Please tell me I am misreading something or that the Power BI embedded pricing model will remain. Otherwise, there is simply no feasible, economic solution to share with a handful of external users. I'll have to find another BI service. Furthermore, in any case, the constant changes to pricing models creates great uncertainty about building a product with Power BI knowing that I, as a small business, could be quickly priced out.
Hi again @kbl1726,
I truly hope you reveal the additional SKUs soon becuase the current all-or-nothing pricing scheme for Premium prices out all but large enterprises.
When you say the current embedded pricing will be be available for another 12 months, does this mean new users can sign up for this SKU for the next 12 months or will it only be available for 12 months for current, already in-place embedded customers? The article you linked suggests the latter. And what happens when you finally revoke the plan fully?
The embedded SKU was great becuase it was scalable to most use cases and enabled small businesses to get into Power BI without massive overhead - I thought that was the point of it and Microsoft's plan to disrupt Tableau and other BI service providers. Until you release info on the new SKUs, there is absolutely no scaling in your new pricing scheme for client facing services. I've already reached out to Qlik and Tableau to get more info on their options. (I really have, I'm not saying this to be dramatic. As someone planning to launch a client-facing, read-only Power BI service in the coming weeks I now have to reevaluate my entire business model, particularly if you are taking away the ability for new signups to the existing embedded SKU at $5 per 100 sessions.)
Hey @kbl1726
Power BI Embedded will continue to be available for existing apps for a minimum of 12 months – it may be longer depending upon the nature of your licensing agreement. For example, if you have an enterprise agreement (EA), Power BI Embedded will be available until the expiration of your existing agreement. After that time apps will need to be migrated to Power BI and licensed through Power BI Premium
Hi @dsynan,
If you are sharing dashboards/reports with free users, beginning June 1st they will need to take advantage of the extended Pro trial to continue accessing the content.
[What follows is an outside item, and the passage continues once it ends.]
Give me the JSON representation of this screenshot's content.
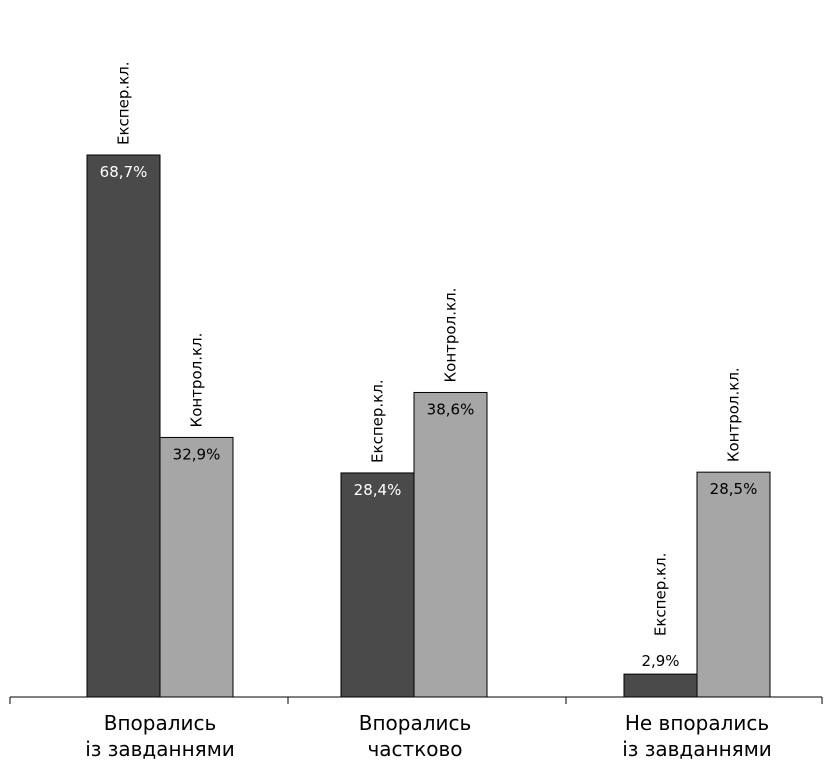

After the extended trial expires, users will need a Pro license to maintain access.
Terms and conditions for the extended trial can be found here.
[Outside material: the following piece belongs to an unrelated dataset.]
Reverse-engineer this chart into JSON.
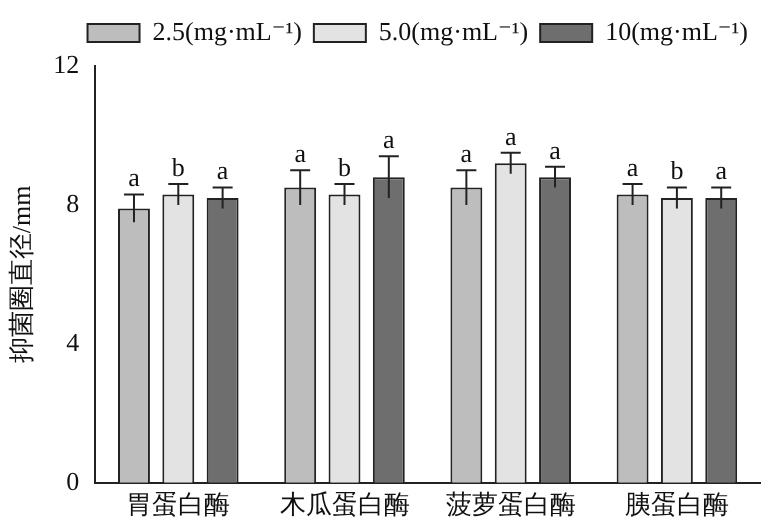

I hate to risk being pedantic but what constitutes a "share"? Are we talking about sharing in the web based Power BI or are we talking about publishing URLs for reports and dashboards? This isn't clear at all.
Good question @mlgrannell and no pedantic sound at all. For Power BI Service purposes (what some users call Power BI "web"), both actions carry the same sharing meaning: you can share from the service sending an invite or you can send the URL, which requires the author adding the user to the shared with users list anyways. If not, even with the URL, users won't be able to access the report or dashboard.
Another case is Publish to Web, which allows you to share a URL or embed the report in a website, with the caveat that it is public and you have no security.
How does this tie in with the new "Premium" service? Will the premium service be a way for "free" users to view dashboards made by "Pro" users without needing a "Pro" license?
That's exactly right @Anonymous. As @Anonymous mentioned on the announcement blog "...many organizations contain users who aren’t actively creating BI content, but require the ability to consume content distributed to them. Power BI Premium enables Power BI Pro users to publish reports broadly across the enterprise and beyond, without requiring recipients to be licensed per user".